Ellen Harding Baker likely began creating the Solar System Quilt in 1876 as evidenced by the "A.D 1876" embroidered in the lower right corner. It apparently took her until 1883 to complete the project. In September of that year, The New York Times picked up a quote from an Iowa newspaper that "Mrs. M. Baker, of Lone Tree, has just finished a silk quilt which she has been seven years in making. It has the solar system worked in completely and accurately."

The quilt has a wool top embellished with wool-fabric applique, wool braid, and wool and silk embroidery. The design of the quilt resembles the illustrations found in astronomy books of that time period. The quilt shows the Sun at the center and the eight planets of the Solar System (with indicated orbits around the Sun), as well as the asteroid belt. The myriad of stars that exist beyond the Solar System are also shown. The Galilean moons of Jupiter, as well as moons of Earth, Saturn, Neptune and Uranus are included, as are Saturn's rings. The upper left of the quilt shows a large comet, which is likely C/1874 H1, discovered in 1874 by Jérôme Eugène Coggia.

The quilt measures 89 x 106 inches (225 cm x 269 cm). It is currently in possession at the Smithsonian Institution, National Museum of American History. It was donated to the museum by Patricia Hill McCloy and Kathryn Hill Meardon, who are descendants of Baker's daughter Carrie.

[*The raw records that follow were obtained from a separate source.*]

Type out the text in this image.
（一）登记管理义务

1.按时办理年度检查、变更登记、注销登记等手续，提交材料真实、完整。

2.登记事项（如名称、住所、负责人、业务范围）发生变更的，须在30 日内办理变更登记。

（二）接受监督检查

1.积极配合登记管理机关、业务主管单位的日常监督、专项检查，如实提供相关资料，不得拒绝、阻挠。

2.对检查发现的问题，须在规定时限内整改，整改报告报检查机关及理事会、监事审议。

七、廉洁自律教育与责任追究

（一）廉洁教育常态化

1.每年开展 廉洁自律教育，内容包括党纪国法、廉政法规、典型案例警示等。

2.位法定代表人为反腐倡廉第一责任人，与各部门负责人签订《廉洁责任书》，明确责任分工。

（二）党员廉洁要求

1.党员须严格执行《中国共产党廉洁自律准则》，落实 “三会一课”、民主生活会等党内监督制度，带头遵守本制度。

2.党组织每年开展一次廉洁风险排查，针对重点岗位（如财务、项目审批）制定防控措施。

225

A fictionalized backstory of the creation of the Solar System Quilt is told in the children's book She Stitched The Stars: A Story Of Ellen Harding Baker's Solar System Quilt authored by Jennifer Harris.

==Inspiration==
The article describing the completion of the Solar System Quilt reports that "the lady went to Chicago to view the comet and sun spots through the telescope that she might be very accurate." A telescope had been installed on the Interstate Industrial Exposition Building in Chicago to allow citizens and visitors a view of Coggia's Comet, discovered in 1874. The Great Comet of 1882 may also possibly have been the celestial object that Baker had travelled to Chicago to see.

Another source of inspiration may have been Maria Mitchell, an astronomy professor at Vassar College. In August 1869, Mitchell brought 4 of her female students to Burlington, Iowa to study a solar eclipse. Ironically, Mitchell condemned needlework as "the chain of woman, and has fettered her more than the laws of the country." However, she acknowledged that the attention to detail learned through that craft translates well to the study of astronomy when she wrote that "the eye that directs a needle in the delicate meshes of embroidery will equally well bisect a star with the spider web of the micrometer."